Musically Speaking the Lectures
I'm delighted to post this from our newest contributor, Catherine (Kate) Bowler, Professor of the History of Christianity at Duke Divinity School. Her teaching focuses on topics in American Christianity including religion and ethnicity, religion and health, and contemporary popular religion. Her research centers on the American prosperity gospel. Her publications include “Blessed Bodies: Healing within the African-American Faith Movement,” in the forthcoming book Global Pentecostal and Charismatic Healing (Oxford University Press, 2011) and “From Far and Wide: The Canadian Faith Movement,” Church & Faith Trends, February 2010.
That
being said, I have been surprised by what music can accomplish in the
classroom. Not only does it give tired learners a break when a student’s fancy
turns to Facebook, but it reminds listeners that these are living faiths. Among
other things, music cultivates affect and atmosphere. The act of feeling a connection to historically
distant groups is especially powerful for this experientially-driven
generation. Further, diverse musical performances allow yet another way to show
students multiple traditions. From Appalachian folk tunes to spirituals to CCM,
students appreciate the chance to showcase talents and traditions that may not
make it into the lectures. So thus far in the semester I would say, go ahead
and sing. Just remember to turn off your microphone.
Musically Speaking
By Kate Bowler
‘Tis the season for behemoth core courses and this teacher
finds her heart (or ears) inexorably turned to song. There is something about
teaching American Christianity to 150 divinity school students in a 75-minute
slot that gives me pause about barreling through with my regular lectures and
wild hand gestures. As instructors, we seem to obsess over finding provocative
prose for students to digest or non-copyrighted visual images to appreciate. So
why not historicize the most common ritual of congregations of every stripe:
music? After all, the sociologist Mark Chaves and his 1998 National
Congregations Study found worship and the arts to be more important to church
life than either politics or social services. (Chaves, Congregations in America, 5)
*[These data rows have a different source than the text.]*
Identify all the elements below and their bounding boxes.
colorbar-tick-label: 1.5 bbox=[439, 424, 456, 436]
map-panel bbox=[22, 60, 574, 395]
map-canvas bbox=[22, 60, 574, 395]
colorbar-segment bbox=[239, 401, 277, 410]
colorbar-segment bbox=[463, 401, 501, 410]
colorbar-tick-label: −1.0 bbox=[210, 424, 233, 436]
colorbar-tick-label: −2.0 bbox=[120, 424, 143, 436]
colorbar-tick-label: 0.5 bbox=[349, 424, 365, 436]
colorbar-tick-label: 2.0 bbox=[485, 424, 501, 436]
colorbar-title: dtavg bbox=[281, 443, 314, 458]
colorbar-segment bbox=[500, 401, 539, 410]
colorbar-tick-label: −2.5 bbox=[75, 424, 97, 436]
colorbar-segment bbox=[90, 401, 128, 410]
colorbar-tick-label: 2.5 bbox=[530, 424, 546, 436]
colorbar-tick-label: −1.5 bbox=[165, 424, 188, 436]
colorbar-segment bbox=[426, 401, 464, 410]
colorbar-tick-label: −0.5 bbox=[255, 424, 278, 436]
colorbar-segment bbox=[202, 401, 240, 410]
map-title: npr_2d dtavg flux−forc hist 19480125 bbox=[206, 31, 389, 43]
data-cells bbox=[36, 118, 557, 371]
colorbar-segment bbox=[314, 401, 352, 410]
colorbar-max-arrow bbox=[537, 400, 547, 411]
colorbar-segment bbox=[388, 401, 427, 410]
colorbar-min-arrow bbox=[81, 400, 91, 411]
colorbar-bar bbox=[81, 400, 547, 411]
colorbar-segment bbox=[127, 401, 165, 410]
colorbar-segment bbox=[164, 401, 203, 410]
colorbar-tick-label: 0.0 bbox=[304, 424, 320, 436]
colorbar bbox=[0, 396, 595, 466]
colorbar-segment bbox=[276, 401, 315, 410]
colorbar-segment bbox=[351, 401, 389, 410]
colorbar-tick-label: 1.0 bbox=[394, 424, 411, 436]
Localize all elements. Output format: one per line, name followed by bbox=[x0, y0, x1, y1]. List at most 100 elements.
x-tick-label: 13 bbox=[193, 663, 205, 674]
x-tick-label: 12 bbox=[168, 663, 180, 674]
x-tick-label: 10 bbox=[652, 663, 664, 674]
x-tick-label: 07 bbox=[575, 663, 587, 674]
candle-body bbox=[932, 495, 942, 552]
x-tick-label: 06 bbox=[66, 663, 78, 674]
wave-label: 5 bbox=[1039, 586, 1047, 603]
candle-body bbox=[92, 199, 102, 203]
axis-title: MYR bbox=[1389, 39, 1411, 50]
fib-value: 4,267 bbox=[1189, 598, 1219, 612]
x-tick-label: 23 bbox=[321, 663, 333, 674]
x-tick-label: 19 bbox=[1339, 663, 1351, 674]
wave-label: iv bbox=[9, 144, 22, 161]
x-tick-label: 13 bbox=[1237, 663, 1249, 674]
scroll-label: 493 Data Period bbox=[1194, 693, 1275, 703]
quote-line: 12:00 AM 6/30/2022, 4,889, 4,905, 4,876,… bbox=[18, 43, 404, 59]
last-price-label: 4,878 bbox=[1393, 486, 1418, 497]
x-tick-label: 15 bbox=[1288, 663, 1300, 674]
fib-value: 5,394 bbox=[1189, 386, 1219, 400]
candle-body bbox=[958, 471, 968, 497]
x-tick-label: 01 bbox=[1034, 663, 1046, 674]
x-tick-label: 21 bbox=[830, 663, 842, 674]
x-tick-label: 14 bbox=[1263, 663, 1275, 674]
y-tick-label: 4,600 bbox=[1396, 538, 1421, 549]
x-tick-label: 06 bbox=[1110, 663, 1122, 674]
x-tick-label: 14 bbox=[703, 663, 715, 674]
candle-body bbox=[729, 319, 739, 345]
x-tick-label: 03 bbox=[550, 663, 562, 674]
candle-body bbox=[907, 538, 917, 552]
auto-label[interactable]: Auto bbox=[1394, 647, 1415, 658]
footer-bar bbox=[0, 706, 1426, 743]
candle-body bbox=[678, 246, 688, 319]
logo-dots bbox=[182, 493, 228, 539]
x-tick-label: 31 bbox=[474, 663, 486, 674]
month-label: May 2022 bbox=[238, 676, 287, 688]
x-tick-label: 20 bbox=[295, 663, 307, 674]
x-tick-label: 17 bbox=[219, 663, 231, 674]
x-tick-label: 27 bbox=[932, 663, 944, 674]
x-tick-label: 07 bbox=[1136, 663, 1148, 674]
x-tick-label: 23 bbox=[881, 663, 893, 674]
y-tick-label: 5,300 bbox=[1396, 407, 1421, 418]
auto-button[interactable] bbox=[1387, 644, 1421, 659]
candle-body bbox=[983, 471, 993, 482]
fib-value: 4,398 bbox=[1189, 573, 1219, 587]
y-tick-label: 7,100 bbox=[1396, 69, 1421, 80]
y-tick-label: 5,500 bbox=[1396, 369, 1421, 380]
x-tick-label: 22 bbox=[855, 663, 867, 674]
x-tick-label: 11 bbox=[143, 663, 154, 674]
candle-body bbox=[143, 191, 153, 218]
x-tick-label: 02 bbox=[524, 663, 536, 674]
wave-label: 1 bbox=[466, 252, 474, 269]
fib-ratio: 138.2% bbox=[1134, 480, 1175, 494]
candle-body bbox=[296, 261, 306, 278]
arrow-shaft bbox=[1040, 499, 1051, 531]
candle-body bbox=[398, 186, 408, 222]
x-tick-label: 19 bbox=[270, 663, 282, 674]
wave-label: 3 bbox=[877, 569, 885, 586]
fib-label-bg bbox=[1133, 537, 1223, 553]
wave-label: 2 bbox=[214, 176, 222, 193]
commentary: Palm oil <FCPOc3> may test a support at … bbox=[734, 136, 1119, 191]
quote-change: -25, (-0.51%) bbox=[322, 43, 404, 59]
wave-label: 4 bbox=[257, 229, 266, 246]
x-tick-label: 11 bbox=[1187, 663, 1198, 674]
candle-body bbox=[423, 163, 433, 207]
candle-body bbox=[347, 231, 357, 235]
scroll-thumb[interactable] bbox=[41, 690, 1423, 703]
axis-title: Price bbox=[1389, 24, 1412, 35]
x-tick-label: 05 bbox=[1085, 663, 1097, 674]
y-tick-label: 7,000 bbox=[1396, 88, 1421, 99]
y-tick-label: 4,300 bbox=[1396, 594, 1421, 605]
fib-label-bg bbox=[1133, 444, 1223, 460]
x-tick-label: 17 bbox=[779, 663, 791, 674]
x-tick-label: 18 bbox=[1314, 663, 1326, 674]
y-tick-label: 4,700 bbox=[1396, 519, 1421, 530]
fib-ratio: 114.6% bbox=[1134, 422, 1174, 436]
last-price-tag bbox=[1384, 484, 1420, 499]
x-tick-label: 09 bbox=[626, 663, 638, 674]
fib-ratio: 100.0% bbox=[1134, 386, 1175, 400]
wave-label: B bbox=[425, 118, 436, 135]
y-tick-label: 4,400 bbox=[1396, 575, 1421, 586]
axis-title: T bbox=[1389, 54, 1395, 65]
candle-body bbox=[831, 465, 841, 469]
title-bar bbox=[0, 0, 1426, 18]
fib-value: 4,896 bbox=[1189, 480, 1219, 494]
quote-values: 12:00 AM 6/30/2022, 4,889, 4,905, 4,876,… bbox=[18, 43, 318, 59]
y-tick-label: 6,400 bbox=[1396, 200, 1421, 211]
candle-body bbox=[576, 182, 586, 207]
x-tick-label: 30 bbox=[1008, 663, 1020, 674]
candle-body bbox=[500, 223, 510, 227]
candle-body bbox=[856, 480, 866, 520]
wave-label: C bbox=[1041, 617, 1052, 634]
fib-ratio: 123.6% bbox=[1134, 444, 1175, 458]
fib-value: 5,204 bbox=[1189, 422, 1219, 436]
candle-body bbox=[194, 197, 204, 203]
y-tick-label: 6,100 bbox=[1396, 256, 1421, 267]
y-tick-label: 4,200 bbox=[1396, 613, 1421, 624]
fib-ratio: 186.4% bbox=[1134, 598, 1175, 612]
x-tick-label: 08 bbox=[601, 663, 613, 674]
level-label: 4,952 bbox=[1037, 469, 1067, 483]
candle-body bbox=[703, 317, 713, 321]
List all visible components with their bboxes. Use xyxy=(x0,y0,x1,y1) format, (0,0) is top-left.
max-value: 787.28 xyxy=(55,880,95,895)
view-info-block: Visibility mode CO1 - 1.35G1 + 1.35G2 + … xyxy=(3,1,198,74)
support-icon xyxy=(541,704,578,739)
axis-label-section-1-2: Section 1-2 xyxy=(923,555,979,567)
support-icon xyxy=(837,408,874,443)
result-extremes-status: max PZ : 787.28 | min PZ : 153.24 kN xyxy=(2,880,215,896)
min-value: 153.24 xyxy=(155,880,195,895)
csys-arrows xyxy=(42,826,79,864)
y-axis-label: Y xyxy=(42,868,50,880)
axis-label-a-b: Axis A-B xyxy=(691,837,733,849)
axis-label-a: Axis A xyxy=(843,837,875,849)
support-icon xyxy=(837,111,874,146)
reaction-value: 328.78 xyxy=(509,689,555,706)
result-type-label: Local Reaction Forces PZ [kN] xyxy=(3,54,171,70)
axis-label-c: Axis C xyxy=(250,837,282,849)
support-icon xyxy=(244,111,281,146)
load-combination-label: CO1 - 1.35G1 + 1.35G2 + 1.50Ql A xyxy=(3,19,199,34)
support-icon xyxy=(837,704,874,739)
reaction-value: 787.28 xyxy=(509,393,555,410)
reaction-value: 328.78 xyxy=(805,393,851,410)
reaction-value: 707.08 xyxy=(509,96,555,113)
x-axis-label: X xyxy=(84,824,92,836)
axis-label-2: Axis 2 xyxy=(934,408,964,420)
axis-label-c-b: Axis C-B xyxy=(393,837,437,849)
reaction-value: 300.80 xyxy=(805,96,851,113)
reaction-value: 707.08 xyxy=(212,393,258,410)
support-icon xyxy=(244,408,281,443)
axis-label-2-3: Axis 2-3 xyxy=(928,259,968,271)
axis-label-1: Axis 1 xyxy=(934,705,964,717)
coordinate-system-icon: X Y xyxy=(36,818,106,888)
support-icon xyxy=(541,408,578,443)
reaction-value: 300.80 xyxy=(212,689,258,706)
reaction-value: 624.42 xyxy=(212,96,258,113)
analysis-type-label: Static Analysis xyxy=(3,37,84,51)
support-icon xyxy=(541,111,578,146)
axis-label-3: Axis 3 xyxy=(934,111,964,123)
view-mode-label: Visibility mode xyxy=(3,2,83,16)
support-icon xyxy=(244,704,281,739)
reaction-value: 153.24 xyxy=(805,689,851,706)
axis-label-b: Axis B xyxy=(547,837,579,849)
This semester I decided to experiment with a musical element
in every lecture. In discussing Jesuit Jean Brébeuf and his indigenizing
efforts with the Hurons, we sang the Huron Carol where “chiefs” and “hunter
braves” visit the swaddled babe. While the Puritans bemoaned the Catholic
vestiges of Mother England, we called out the bare unison sounds of psalmody. When
a German Bible became the first holy book published on these shores, we put
Luther’s “Ein feste Burg ist unser Gott” to shame.
Which brings me to these preliminary conclusions. Why not
include music? Well, Augustine may have opined that music was theology in the
form of love, but some musical acts do not come off as loving. Music requires
performance, and this, in turn, requires a certain willingness to tolerate a
number of missteps. Systems fail and might leave you wailing alone. Sometimes
the pitch is too high or low and—given that you are not a professional
musician—you can do nothing but stand there and bear it.
Further, it can be difficult to historicize music at all. Recreating
a sound from a colonial moment, for
example, requires particular instruments that may not be available. Sheet music
is frequently updated for ease of use. Original language—and the historical
distance it creates—may be lost as communities try to keep their worship
current.
Comments
I like to use songs anachronistically to help students remember things. I played "I Always Feel Like Somebody's Watching Me" before a lecture on Foucault and the panopticon. I even know a professor who used all 7 minutes of the studio recording of the Doors "Come on Baby Light My Fire" to open a class on religion and sexuality.
Last year I was undergoing some major dental work, which scrubbed a lecture in my class. A music colleague kindly volunteered to give a presentation on Gospel music for me to sub in for my lecture. By the end of class she had my shy religion students belting out "This Little Light of Mine" in full foot-stomping Gospel style. All my students remarked how much they loved that one class, and since then I have tried to incorporate more music into my lecture.